If you want to avoid the expensive startup time of creating new threads, create both threads at startup as you suggested. To have them only run when needed, you can have them wait on a condition variable. Since you're using the NSThread class for threading, I'd recommend using the NSCondition class for condition variables (an alternative would be to use the POSIX threading (pthread) condition variables, pthread_cond_t).
One thing you'll have to be careful of is if you get another touch event while the thread is still running. In that case, I'd recommend using a queue to keep track of work items, and then the touch event handler can just add the work item to the queue, and the worker thread can process them as long as the queue is not empty.
Here's one way to do this:
typedef struct WorkItem
{
// information about the work item
...
struct WorkItem *next; // linked list of work items
} WorkItem;
WorkItem *workQueue = NULL; // head of linked list of work items
WorkItem *workQueueTail = NULL; // tail of linked list of work items
NSCondition *workCondition = NULL; // condition variable for the queue
...
-(id) init
{
if((self = [super init]))
{
// Make sure this gets initialized before the worker thread starts
// running
workCondition = [[NSCondition alloc] init];
// Start the worker thread
[NSThread detachNewThreadSelector:#selector(threadProc:)

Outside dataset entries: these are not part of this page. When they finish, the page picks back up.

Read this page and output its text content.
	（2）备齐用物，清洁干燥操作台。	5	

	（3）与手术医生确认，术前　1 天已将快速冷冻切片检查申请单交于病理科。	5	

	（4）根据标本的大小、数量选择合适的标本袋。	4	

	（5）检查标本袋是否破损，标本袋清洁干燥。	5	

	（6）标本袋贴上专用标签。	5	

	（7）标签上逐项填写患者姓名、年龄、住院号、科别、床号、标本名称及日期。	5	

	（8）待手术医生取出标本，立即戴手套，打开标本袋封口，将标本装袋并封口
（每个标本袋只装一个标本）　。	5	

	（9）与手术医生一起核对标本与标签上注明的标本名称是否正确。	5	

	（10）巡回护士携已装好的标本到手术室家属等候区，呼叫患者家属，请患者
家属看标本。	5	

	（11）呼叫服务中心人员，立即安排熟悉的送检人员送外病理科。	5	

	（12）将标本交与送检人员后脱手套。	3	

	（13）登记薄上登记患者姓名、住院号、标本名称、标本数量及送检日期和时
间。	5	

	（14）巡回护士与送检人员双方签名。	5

toTarget:self withObject:nil];
}
return self;
}
// Suppose this function gets called whenever we receive an appropriate touch
// event
-(void) onTouch
{
// Construct a new work item. Note that this must be allocated on the
// heap (*not* the stack) so that it doesn't get destroyed before the
// worker thread has a chance to work on it.

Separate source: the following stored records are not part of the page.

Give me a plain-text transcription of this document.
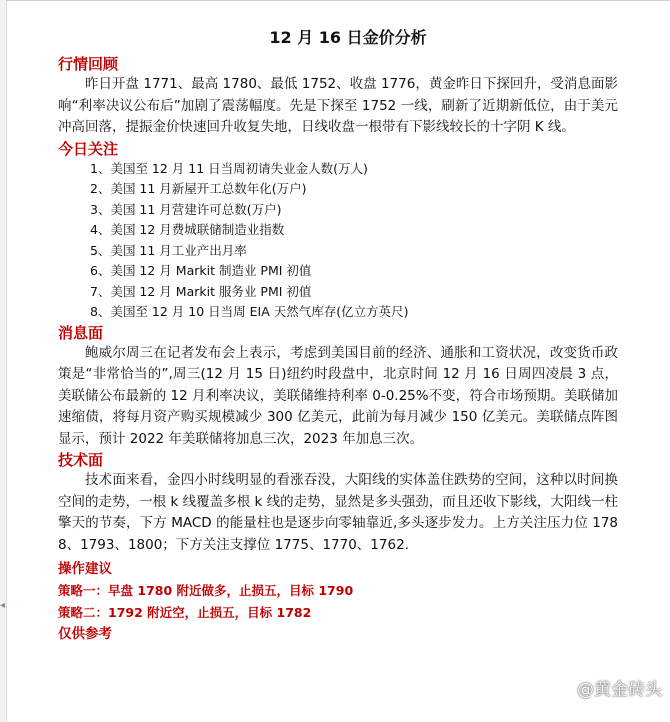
◂
12 月 16 日金价分析
行情回顾

昨日开盘 1771、最高 1780、最低 1752、收盘 1776，黄金昨日下探回升，受消息面影响“利率决议公布后”加剧了震荡幅度。先是下探至 1752 一线，刷新了近期新低位，由于美元冲高回落，提振金价快速回升收复失地，日线收盘一根带有下影线较长的十字阴 K 线。

今日关注
1、美国至 12 月 11 日当周初请失业金人数(万人)
2、美国 11 月新屋开工总数年化(万户)
3、美国 11 月营建许可总数(万户)
4、美国 12 月费城联储制造业指数
5、美国 11 月工业产出月率
6、美国 12 月 Markit 制造业 PMI 初值
7、美国 12 月 Markit 服务业 PMI 初值
8、美国至 12 月 10 日当周 EIA 天然气库存(亿立方英尺)
消息面

鲍威尔周三在记者发布会上表示，考虑到美国目前的经济、通胀和工资状况，改变货币政策是“非常恰当的”,周三(12 月 15 日)纽约时段盘中，北京时间 12 月 16 日周四凌晨 3 点，美联储公布最新的 12 月利率决议，美联储维持利率 0-0.25%不变，符合市场预期。美联储加速缩债，将每月资产购买规模减少 300 亿美元，此前为每月减少 150 亿美元。美联储点阵图显示，预计 2022 年美联储将加息三次，2023 年加息三次。

技术面

技术面来看，金四小时线明显的看涨吞没，大阳线的实体盖住跌势的空间，这种以时间换空间的走势，一根 k 线覆盖多根 k 线的走势，显然是多头强劲，而且还收下影线，大阳线一柱擎天的节奏，下方 MACD 的能量柱也是逐步向零轴靠近,多头逐步发力。上方关注压力位 1788、1793、1800；下方关注支撑位 1775、1770、1762.

操作建议

策略一：早盘 1780 附近做多，止损五，目标 1790

策略二：1792 附近空，止损五，目标 1782

仅供参考

@黄金砖头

WorkItem *workItem = (WorkItem *)malloc(sizeof(WorkItem));
// fill out the relevant info about the work that needs to get done here
...
workItem->next = NULL;
// Lock the mutex & add the work item to the tail of the queue (we
// maintain that the following invariant is always true:
// (workQueueTail == NULL || workQueueTail->next == NULL)
[workCondition lock];
if(workQueueTail != NULL)
workQueueTail->next = workItem;
else
workQueue = workItem;
workQueueTail = workItem;
[workCondition unlock];
// Finally, signal the condition variable to wake up the worker thread
[workCondition signal];
}
-(void) threadProc:(id)arg
{
// Loop & wait for work to arrive. Note that the condition variable must
// be locked before it can be waited on. You may also want to add
// another variable that gets checked every iteration so this thread can
// exit gracefully if need be.
while(1)
{
[workCondition lock];
while(workQueue == NULL)
{
[workCondition wait];
// The work queue should have something in it, but there are rare
// edge cases that can cause spurious signals. So double-check
// that it's not empty.
}
// Dequeue the work item & unlock the mutex so we don't block the
// main thread more than we have to
WorkItem *workItem = workQueue;
workQueue = workQueue->next;
if(workQueue == NULL)
workQueueTail = NULL;
[workCondition unlock];
// Process the work item here
...
free(workItem); // don't leak memory
}
}
If you can target iOS4 and higher, consider using blocks with Grand Central Dispatch asynch queue, which operates on background threads which the queue manages... or for backwards compatibility, as mentioned use NSOperations inside an NSOperation queue to have bits of work performed for you in the background. You can specify exactly how many background threads you want to support with an NSOperationQueue if both operations have to run at the same time.